Neste particular, até agora, o comportamento do governador dava margem a dúvidas. Desde o início da pandemia, o Governo de Sergipe avançou e recuou mais de uma vez, ora atendendo aos apelos dos empresários, sem qualquer amparo técnico, ora dando atenção às advertências dos especialistas. A ambiguidade acabou. Aparentemente, Belivaldo se decidiu de vez.
O governador presidiu ontem o Comitê Gestor de Emergência (CGE) para tratar dos dados da pandemia no estado e o Plano de Retomada da Economia em Sergipe. A ata da reunião será anexada ao recurso judicial a ser impetrado pela Procuradoria Geral do Estado de Sergipe, visando a retomada da primeira fase do Plano, contrariando decisão da Justiça Federal.

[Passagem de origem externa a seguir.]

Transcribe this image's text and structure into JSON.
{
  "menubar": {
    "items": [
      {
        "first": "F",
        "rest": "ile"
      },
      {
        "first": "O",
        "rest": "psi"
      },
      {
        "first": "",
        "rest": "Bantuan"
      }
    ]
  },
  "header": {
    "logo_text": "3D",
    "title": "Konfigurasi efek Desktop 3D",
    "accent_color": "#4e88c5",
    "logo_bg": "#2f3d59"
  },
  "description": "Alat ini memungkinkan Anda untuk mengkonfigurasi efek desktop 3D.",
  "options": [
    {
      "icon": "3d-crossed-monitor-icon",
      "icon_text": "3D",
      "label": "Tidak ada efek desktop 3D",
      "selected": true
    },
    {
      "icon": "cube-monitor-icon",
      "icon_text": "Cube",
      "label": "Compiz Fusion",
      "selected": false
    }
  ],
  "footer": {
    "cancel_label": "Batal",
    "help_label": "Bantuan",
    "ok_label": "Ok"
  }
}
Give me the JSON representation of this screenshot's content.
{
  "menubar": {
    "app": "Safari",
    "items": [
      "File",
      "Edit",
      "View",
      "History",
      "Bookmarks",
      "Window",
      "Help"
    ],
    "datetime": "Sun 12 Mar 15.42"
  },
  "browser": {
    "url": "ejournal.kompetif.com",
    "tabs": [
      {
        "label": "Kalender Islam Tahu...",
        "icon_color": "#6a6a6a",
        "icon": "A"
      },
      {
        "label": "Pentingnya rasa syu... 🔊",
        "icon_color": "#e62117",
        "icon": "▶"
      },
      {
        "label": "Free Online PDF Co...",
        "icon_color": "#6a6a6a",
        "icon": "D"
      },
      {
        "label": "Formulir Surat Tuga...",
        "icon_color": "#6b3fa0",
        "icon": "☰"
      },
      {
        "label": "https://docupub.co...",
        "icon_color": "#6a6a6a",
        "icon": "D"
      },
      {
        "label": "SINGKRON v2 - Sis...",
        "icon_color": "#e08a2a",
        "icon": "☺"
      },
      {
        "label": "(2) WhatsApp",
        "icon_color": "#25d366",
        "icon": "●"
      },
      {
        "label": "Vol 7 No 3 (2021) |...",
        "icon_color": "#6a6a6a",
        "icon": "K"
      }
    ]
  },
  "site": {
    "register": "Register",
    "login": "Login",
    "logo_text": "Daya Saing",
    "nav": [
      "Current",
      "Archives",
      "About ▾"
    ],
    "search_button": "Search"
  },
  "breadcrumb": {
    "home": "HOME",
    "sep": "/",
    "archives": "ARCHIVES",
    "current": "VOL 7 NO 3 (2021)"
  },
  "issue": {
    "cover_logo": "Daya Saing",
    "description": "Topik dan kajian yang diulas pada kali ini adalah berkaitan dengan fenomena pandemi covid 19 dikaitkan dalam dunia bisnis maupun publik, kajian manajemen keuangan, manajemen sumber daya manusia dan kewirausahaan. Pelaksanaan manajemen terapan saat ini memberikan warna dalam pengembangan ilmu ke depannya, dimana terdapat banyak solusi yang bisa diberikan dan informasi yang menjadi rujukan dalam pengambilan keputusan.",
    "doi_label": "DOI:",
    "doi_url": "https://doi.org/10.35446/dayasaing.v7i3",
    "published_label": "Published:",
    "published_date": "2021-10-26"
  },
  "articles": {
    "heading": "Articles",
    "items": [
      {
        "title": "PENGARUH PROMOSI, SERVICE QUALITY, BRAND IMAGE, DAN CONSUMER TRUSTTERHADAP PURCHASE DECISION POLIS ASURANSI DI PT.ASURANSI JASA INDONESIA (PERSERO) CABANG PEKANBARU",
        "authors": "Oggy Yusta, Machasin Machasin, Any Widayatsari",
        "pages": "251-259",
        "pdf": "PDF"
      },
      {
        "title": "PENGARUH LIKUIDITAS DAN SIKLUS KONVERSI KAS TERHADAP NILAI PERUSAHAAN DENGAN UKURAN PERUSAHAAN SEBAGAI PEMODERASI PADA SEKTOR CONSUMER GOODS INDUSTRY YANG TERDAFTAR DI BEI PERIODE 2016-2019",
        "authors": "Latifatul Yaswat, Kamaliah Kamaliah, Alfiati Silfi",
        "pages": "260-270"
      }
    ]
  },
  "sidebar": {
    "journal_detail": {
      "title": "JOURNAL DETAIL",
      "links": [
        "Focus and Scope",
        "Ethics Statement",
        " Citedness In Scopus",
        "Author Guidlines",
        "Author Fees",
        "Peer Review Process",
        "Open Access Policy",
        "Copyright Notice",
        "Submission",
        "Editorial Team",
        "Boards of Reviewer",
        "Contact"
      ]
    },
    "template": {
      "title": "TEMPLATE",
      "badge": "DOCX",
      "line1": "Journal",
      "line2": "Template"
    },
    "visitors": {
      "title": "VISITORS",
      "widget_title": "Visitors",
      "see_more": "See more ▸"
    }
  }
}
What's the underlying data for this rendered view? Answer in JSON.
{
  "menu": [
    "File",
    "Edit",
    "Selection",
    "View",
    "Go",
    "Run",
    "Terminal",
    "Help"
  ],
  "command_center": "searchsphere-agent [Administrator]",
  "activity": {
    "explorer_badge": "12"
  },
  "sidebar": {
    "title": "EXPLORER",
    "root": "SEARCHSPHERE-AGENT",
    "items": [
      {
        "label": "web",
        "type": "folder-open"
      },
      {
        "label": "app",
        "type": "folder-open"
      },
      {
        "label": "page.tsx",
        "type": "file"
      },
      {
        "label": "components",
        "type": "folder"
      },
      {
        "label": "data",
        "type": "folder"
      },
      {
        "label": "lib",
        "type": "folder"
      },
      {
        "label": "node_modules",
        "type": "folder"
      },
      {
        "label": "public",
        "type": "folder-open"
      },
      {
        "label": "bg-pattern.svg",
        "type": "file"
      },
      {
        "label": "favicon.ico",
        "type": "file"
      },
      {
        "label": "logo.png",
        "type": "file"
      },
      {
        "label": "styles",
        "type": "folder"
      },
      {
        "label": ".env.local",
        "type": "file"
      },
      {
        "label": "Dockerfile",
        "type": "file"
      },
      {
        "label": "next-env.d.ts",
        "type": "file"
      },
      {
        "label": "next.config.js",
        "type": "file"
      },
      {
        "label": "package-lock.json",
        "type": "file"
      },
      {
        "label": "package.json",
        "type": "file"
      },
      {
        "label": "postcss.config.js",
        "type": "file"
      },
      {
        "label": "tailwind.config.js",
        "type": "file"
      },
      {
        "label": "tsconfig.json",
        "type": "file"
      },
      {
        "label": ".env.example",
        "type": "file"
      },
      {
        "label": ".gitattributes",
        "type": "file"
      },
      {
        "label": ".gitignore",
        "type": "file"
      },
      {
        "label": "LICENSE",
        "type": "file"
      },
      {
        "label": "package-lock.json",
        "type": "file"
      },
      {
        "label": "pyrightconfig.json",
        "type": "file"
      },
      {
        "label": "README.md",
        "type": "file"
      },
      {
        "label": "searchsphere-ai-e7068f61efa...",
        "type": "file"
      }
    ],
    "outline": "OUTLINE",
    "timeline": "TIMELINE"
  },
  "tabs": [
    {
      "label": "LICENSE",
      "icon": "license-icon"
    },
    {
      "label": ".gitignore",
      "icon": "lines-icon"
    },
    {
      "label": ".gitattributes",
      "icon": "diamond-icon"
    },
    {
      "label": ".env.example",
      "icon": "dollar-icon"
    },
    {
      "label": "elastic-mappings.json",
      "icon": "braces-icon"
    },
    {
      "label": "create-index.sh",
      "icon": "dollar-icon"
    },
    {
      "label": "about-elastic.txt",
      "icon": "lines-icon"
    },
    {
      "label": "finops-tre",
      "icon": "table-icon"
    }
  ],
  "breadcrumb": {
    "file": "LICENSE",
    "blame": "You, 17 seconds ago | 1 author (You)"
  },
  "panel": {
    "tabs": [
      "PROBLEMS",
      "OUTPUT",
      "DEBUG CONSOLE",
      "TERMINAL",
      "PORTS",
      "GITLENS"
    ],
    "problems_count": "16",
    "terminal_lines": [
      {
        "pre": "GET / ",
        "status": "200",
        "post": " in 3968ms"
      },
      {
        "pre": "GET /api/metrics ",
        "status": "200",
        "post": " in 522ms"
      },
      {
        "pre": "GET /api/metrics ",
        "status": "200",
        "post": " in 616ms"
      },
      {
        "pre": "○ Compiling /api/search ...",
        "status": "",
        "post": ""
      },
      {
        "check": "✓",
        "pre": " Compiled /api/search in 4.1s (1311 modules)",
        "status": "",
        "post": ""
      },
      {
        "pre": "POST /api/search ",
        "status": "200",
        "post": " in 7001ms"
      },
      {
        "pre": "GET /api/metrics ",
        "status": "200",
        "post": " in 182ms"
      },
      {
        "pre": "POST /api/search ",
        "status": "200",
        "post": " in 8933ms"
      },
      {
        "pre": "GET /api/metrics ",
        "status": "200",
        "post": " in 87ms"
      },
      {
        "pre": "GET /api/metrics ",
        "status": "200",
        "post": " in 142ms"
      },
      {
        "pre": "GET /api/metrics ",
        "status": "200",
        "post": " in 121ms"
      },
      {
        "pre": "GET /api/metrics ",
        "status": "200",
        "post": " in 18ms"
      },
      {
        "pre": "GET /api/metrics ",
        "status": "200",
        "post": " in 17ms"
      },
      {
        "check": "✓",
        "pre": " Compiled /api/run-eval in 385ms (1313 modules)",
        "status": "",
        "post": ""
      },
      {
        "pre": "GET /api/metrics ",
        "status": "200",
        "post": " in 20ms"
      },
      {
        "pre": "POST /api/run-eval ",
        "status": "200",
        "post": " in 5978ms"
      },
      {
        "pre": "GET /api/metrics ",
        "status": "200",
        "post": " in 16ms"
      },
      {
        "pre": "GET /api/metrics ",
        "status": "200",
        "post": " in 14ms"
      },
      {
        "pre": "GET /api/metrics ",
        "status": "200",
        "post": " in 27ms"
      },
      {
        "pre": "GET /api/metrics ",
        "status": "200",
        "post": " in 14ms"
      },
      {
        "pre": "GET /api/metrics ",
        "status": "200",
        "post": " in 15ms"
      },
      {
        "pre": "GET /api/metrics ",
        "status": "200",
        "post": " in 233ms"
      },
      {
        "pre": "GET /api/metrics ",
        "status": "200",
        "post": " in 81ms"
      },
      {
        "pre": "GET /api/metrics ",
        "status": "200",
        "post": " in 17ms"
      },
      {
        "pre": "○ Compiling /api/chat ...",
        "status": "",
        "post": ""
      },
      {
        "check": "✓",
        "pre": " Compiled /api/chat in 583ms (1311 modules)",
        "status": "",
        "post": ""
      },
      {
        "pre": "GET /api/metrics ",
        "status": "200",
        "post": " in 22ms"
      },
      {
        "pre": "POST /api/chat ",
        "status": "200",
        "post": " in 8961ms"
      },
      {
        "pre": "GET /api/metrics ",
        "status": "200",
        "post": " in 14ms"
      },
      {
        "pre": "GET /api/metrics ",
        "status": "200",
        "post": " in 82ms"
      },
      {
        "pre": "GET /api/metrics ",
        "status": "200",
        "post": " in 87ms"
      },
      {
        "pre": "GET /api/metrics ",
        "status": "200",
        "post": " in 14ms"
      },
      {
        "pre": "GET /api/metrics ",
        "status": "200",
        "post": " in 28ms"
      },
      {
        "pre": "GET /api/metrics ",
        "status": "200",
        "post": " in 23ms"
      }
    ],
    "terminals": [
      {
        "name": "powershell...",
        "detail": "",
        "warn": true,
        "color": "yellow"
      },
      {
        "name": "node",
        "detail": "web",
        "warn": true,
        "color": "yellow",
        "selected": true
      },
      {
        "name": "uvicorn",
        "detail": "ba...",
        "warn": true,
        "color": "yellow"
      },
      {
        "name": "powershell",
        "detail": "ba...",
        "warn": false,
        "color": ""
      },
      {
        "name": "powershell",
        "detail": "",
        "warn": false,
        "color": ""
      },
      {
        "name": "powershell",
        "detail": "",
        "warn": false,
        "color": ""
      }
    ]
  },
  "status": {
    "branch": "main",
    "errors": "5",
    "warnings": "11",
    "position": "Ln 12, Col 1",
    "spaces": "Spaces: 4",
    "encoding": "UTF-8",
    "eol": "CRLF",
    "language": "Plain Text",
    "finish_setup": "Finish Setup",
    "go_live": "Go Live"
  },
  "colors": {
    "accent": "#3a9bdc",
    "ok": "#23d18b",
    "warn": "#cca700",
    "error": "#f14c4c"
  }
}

Sob o ponto de vista sanitário, a convicção do governador parece temerária. Nos Estados Unidos, por exemplo, onde a retomada da economia foi colocada em prática precocemente, à revelia do crescimento do contágio, a realidade cobra um preço alto, após ter sido ignorada. O número de óbitos cresceu muito. Governadores americanos já estão voltando atrás.
Não há remédio sem dor contra o Covid-19. Vacina também não. Toda ação, contudo, gera consequência. A estratégia adotada pelo Governo de Sergipe para minimizar os efeitos perversos do vírus na economia local pode se voltar contra toda a população.